Ontem a coisa foi diferente. Eu e o Hique estávamos esperando que ela subisse pra cantar. Eu já tinha feito um baita marketing e, eis que, de repente, não mais que de repente, logo atrás dela, sobe um garoto. Era um cara novinho, duns vinte e poucos anos. Beleza. Até aí tudo bem. Começam a tocar. Ele começa a cantar. Massa. Cantava direitinho. Mas aí chega a vez dela e ele, com uma ansiedade de novato, atropela geral. Passa por cima. Esculhamba.

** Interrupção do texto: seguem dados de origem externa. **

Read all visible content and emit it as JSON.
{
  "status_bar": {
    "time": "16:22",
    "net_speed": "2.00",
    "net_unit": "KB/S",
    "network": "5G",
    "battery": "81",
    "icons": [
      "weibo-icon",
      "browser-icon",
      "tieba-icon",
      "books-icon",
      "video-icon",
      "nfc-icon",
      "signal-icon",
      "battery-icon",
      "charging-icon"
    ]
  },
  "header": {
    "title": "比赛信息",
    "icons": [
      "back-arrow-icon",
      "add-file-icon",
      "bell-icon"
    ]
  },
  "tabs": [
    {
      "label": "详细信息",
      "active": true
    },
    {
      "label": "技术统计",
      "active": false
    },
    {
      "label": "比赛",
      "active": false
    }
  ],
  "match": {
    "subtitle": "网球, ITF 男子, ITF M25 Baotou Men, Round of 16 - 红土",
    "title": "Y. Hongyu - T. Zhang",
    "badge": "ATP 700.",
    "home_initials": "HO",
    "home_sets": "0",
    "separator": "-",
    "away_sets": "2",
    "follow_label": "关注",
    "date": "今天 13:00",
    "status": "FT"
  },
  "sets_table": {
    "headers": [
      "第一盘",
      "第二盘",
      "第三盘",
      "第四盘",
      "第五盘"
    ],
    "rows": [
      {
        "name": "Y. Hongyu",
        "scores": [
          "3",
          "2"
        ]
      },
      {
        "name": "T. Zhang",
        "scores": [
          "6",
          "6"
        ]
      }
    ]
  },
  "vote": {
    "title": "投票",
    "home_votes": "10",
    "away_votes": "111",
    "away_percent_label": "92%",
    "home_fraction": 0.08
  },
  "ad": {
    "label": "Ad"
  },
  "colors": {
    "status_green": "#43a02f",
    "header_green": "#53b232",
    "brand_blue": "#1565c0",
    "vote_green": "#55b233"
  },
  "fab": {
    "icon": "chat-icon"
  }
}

Ela sorriu meio sem graça e se calou. Ele seguiu, feito um menino que ganha um presente novo, cantando. Passa o refrão. Vem o solo dos músicos e chega a vez dela de novo. Dessa vez, ele inclusive apontava para ela, como quem diz “te toca a ti”, é a tua vez. Ela, sempre sorrindo, começou a cantar:

It’s hard to be a woman… It’s hard to be a woman…

Pois foi justamente nesse momento que o infeliz interrompeu de novo: Yeah, it’s hard to be a woman... oh, yeah.... hard, hard, hard… woman, woman, woman…

Eu, nesse momento, olhava atônita pro Hique e, confesso, se estivesse no Brasil, teria gritado: Fora! Fora! Mas me calei. Fiquei parada, com a boca aberta, observando a cara de “si te pillo te mato” da garota. Ela tentou, mas não conseguiu disfarçar o incômodo. O cara era um menino. Isso pra não dizer “moleque”.

Bueno, o fim da história eu acho que vocês podem imaginar... Ela não conseguiu cantar. Ele passou por cima sempre que pôde. A canção acabou e ela desceu do palco. Mas em sua testa estava escrito: Eu não disse? It’s hard to be a woman!